Hi Ankit (CC mailing list),
Am 24.03.2015 um 06:57 schrieb ankit kumar:
We could have used distinct-values() But, in our case we would like to distinguish on the basis of attributes values. also distinct-values() will be treating values of <a>1</a> and <a>01</a> as different. . For the later case will be using custom node-correspond function instead of deep-equal which will be doing comparison between two nodes.
the general problem is that grouping a set of elements where all you have is an equivalence predicate is always expensive to compute (i.e. quadratic in the size of the set). In order to speed up your use case you should therefore try to find some way to expose more information about the nodes to compare.
If it is possible to generate an identifier for each node that can be used for comparisons, then efficient hash-based algorithms can be used (e.g. those in `group by` or `distinct-values(...)`). You could for example have a function `my:id($node)` so that `my:id($n1) eq my:id($n2)` holds iff `node-correspond($n1, $n2)` does. Then you can rewrite your query to run in linear time:
declare namespace p="a:b:c"; declare namespace my="my://namespace"; declare function my:id($n) { (: your code here :) $n/string() };
for $start in /products/p:category/start group by $id := my:id($start) return $start[1]
If you cannot generate such an ID, you can also use sorting to reduce running time.

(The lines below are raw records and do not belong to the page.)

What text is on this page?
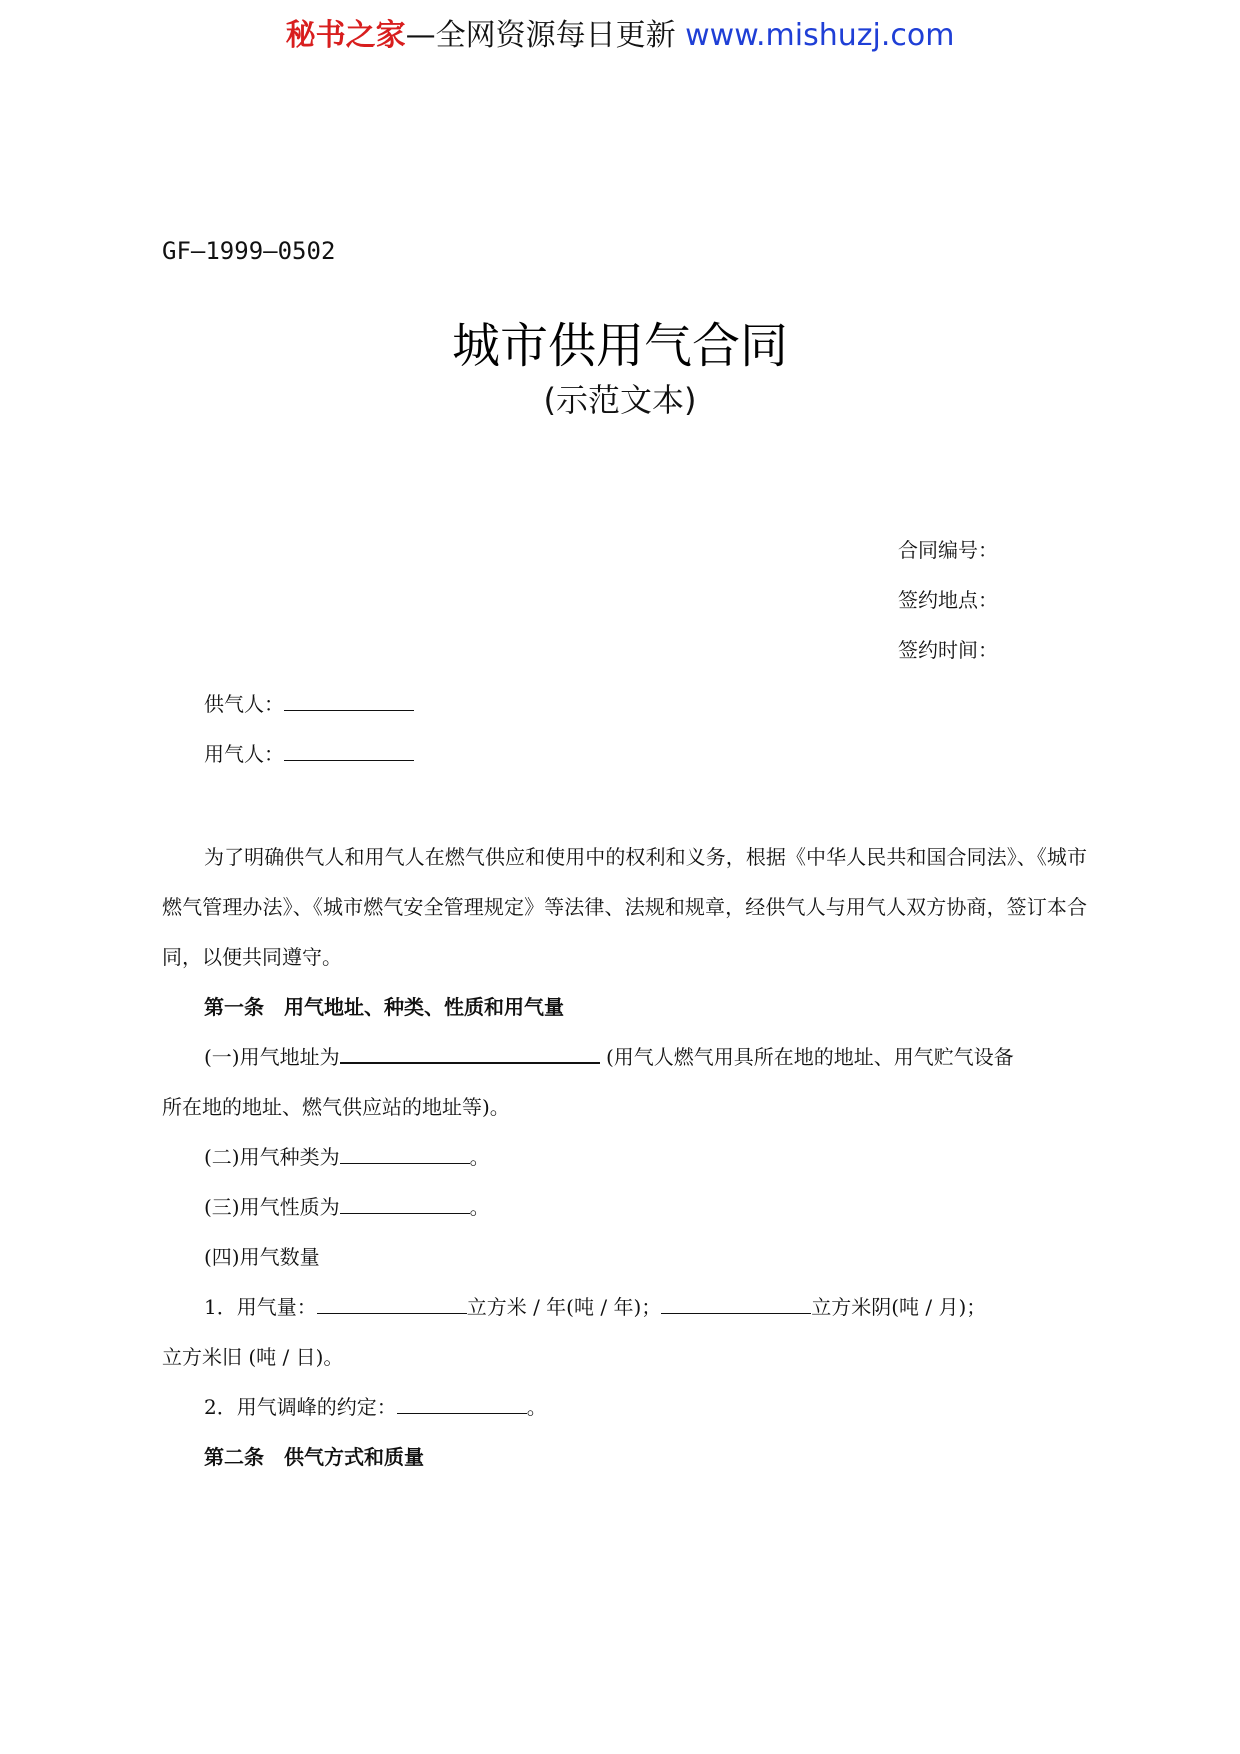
秘书之家—全网资源每日更新 www.mishuzj.com
GF—1999—0502
城市供用气合同
(示范文本)
合同编号：
签约地点：
签约时间：
供气人：
用气人：

为了明确供气人和用气人在燃气供应和使用中的权利和义务，根据《中华人民共和国合同法》、《城市燃气管理办法》、《城市燃气安全管理规定》等法律、法规和规章，经供气人与用气人双方协商，签订本合同，以便共同遵守。

第一条　用气地址、种类、性质和用气量

(一)用气地址为	(用气人燃气用具所在地的地址、用气贮气设备

所在地的地址、燃气供应站的地址等)。

(二)用气种类为	。

(三)用气性质为	。

(四)用气数量

1．用气量：	立方米 / 年(吨 / 年)；	立方米阴(吨 / 月)；

立方米旧 (吨 / 日)。

2．用气调峰的约定：	。

第二条　供气方式和质量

If you can define a comparison function `my:less-than($n1, $n2)` that sorts the nodes into an order where equivalent items are next to each other, you can first sort the sequence in O(n log n) time (e.g. using `hof:sort-with($seq, my:less-than#2)` in BaseX) and then merge the runs of equivalent nodes in linear time.
Hope that helps, Leo
basex-talk@mailman.uni-konstanz.de